Igualmente me desconcertó –por paradójico, tal vez- este paréntesis también integrado en el título, con el que el poeta cerraba el “Pórtico” que abre este poemario, que no es sino la expresión de un deseo –punto de partida pero también final y meta- de su quehacer amoroso-poético: “… no sé, quisiera, / tal vez, sólo decirte / lo que nunca sabré decirte.”
Ahora, cuando acabamos de conocer la noticia del fallecimiento del poeta (Granada, 1933-2023), uno de los máximos representantes de la Generación o Promoción del Mediosiglo, volvemos a este último poemario, comenzando por ese Pórtico para 32 poemas de amor.

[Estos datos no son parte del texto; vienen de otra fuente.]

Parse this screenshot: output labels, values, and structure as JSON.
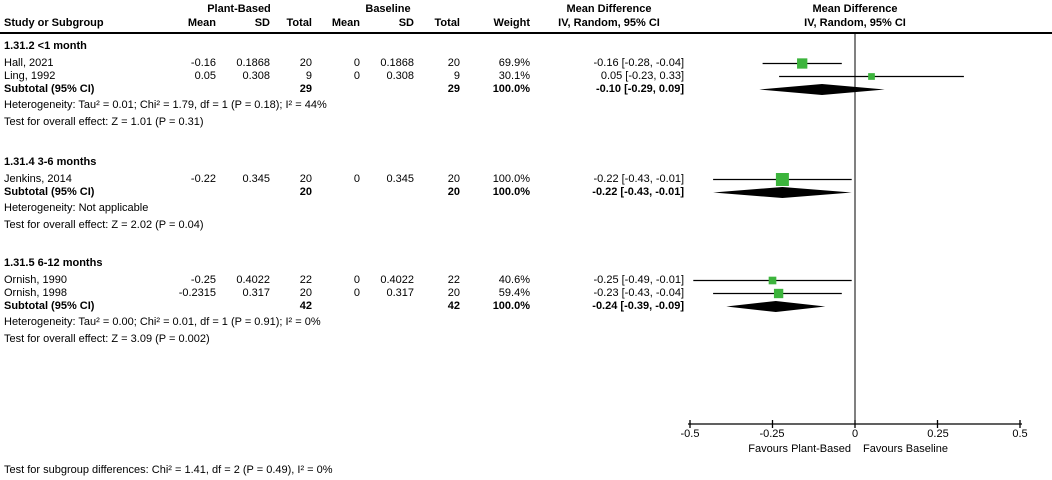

Poemas en los que se han instalado las dudas y las incertidumbres; las preguntas sin respuestas. Un amor transmutado en poesía en la que se rompen todos los límites (de la corporeidad, del espacio, del tiempo…); una poesía que renuncia a cualquier evidencia sensible y que se convierte en búsqueda incesante de la esencia amorosa.
Porque el proceso constante de búsqueda es una de las claves que configura la poesía de Rafael Guillén, ya desde sus inicios. Y en esa búsqueda no duda en aventurarse por cualquier camino, en adentrarse en ámbitos tan en apariencia ajenos al mundo poético como es el campo científico. Su ansia de conocimiento lo impulsa a concebir mundos en los que se superponen espacios y tiempos, algo que lo llevaría a “Vivir en varias dimensiones / y edades, pero simultáneamente, / integrado en el soplo / creador, múltiple y uno / que hizo girar el universo.”
¿Dónde situar, entonces, a la mujer amada? No en lugares concretos; no en momentos puntuales: la amada –que trasciende cualquier concepto de espacio y tiempo- es la única certeza en medio de tanto caos, de tanta confusión: “Tu amor es la constancia de que existo, / el desmantelamiento de cualquier teoría / que menoscabe el reino del instante; / es la certeza de que no me miente / un más allá que desconozco; / es una tabla salvadora que se mece / en la marea del absurdo.”
Es la de Rafael Guillén una poesía amorosa que evita los convencionalismos de gran parte de la poesía amorosa. Más allá de una dimensión exclusivamente temporal, material o espiritual, concibe el amor como “…Horno / de fundición, tamiz, crisol donde convergen / los dones todos, todas / las pesadumbres.”
Se nos ha ido el poeta. Pero ahí están sus poemas, su voz. Y repetimos, ahora, haciendo nuestros los últimos versos de la composición que cierra el libro: “Me llegará tu voz, tan cálida, / entre los algodones de una niebla fría, / como empapada en un silencio/ definitivo,...”.